Die Zahlen zeigen, dass Kinder mit Lernschwierigkeiten und Lernbehinderungen heute viel öfter in der Regelschule integriert werden als noch vor 20 Jahren. Das will das Gesetz der Integration – mit dem Effekt, dass Kinder, die früher separat geschult worden wären und eine Sonderschule besucht hätten, heute in einer Regelklasse sind.
Gleichzeitig hat sich die gesellschaftliche Norm gewandelt, ist die Vorstellung dessen, was normal ist, immer enger geworden.

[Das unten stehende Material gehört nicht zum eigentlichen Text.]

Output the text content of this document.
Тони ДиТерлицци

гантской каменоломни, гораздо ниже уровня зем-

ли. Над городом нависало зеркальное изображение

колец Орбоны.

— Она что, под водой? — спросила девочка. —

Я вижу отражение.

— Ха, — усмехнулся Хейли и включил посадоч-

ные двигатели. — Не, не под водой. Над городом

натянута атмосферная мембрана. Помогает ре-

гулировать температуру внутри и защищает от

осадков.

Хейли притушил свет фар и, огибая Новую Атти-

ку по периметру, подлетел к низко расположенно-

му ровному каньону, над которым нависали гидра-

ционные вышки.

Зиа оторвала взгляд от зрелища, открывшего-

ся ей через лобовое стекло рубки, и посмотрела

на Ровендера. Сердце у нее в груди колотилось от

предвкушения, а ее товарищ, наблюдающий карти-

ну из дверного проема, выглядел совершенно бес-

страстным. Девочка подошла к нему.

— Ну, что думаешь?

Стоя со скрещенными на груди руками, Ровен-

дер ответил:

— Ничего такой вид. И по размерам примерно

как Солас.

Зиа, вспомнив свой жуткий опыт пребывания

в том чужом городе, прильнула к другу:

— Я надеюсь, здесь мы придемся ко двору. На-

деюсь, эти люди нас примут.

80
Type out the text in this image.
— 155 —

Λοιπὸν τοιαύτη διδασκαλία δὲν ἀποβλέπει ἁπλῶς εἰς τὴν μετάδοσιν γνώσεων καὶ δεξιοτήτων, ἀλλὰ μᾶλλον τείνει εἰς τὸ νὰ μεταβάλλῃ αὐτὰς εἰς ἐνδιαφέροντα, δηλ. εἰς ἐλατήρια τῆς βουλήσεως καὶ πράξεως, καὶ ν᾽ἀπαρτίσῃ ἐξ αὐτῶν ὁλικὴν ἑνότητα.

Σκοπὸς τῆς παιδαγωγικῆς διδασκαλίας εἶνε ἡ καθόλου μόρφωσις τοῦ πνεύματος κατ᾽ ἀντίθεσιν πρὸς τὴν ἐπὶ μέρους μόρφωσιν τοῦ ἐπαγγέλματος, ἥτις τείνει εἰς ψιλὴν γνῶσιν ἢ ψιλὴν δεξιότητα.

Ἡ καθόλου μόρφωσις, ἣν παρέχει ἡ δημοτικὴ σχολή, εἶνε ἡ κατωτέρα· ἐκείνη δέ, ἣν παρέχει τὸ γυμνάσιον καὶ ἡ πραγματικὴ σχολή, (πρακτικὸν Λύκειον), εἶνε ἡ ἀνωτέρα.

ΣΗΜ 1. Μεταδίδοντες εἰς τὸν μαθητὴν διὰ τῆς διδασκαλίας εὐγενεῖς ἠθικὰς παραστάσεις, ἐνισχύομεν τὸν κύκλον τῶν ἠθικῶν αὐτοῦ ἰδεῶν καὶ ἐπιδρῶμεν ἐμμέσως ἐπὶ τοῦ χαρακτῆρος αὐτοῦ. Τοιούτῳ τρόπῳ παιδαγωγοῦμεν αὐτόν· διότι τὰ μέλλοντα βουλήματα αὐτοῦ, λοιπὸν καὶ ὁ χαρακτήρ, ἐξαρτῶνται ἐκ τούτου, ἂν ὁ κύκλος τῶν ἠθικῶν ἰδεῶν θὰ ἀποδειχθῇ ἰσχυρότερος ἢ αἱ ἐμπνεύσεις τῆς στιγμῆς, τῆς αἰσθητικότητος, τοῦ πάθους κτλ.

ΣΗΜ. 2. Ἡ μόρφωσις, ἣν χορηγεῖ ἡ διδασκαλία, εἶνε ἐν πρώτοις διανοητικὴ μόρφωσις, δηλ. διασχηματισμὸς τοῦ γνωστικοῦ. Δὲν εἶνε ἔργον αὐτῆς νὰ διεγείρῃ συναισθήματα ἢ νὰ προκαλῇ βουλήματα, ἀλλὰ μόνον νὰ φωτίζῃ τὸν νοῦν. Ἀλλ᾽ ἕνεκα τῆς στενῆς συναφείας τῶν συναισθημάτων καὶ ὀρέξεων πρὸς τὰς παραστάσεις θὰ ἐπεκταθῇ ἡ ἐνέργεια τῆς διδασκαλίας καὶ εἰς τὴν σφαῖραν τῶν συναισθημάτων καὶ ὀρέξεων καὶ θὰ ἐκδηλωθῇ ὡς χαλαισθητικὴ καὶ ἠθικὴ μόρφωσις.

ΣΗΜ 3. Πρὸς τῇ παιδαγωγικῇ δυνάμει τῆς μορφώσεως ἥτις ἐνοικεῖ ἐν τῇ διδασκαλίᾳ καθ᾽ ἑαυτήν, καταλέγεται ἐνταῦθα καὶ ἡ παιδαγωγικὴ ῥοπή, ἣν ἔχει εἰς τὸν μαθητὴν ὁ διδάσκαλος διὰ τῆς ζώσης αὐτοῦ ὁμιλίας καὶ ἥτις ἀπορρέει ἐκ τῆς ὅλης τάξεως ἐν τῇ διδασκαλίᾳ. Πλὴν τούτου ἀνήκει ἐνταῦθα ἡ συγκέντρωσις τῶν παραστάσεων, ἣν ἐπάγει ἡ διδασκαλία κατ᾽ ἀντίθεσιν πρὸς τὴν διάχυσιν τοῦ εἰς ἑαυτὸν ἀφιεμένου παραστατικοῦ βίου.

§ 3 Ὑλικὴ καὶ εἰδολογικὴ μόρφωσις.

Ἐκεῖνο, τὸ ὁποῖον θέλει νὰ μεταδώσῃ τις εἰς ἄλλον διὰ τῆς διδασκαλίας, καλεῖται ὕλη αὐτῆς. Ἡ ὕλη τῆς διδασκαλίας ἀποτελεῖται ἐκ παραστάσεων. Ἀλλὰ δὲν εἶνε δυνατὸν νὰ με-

Wenn Kinder, die eine Regelklasse besuchen, eine Schwäche im motorischen, sprachlichen oder rechnerischen Bereich haben, verträumt sind oder nicht leicht lernen, wird versucht, ihre Schwächen so zu relativieren, damit sie im normalen Unterricht mithalten können. So sollen sie wegen ihrer Schwächen nicht mehr ausgegrenzt werden, sondern Teil eines grossen Ganzen sein.
Aber wann leidet ein Kind wirklich unter einer Fehlfunktion, die therapiert werden kann, und wann ist lediglich die Entwicklung verzögert? Sprich: Wann braucht das Kind einfach nur ein bisschen mehr Zeit und Raum, um sich zu entfalten? Fachleute geben zu: Diese Diagnose ist nicht immer einfach zu stellen. «Heute werden immer öfter Aufmerksamkeitsstörungen diagnostiziert», kritisiert etwa der Solothurner Kinderarzt und Autor Thomas Baumann.
Auch der Churer Entwicklungsspezialist, Kinder- und Jugendtherapeut Andreas Müller hat beobachtet, dass die Schule heute ein sehr enges «Normband» hat. «In diesem Rahmen wird ein Verhalten schnell auffällig», sagt Müller. «Je grösser das Angebot von sonderpädagogischen Massnahmen, desto grösser ist auch die Nachfrage.»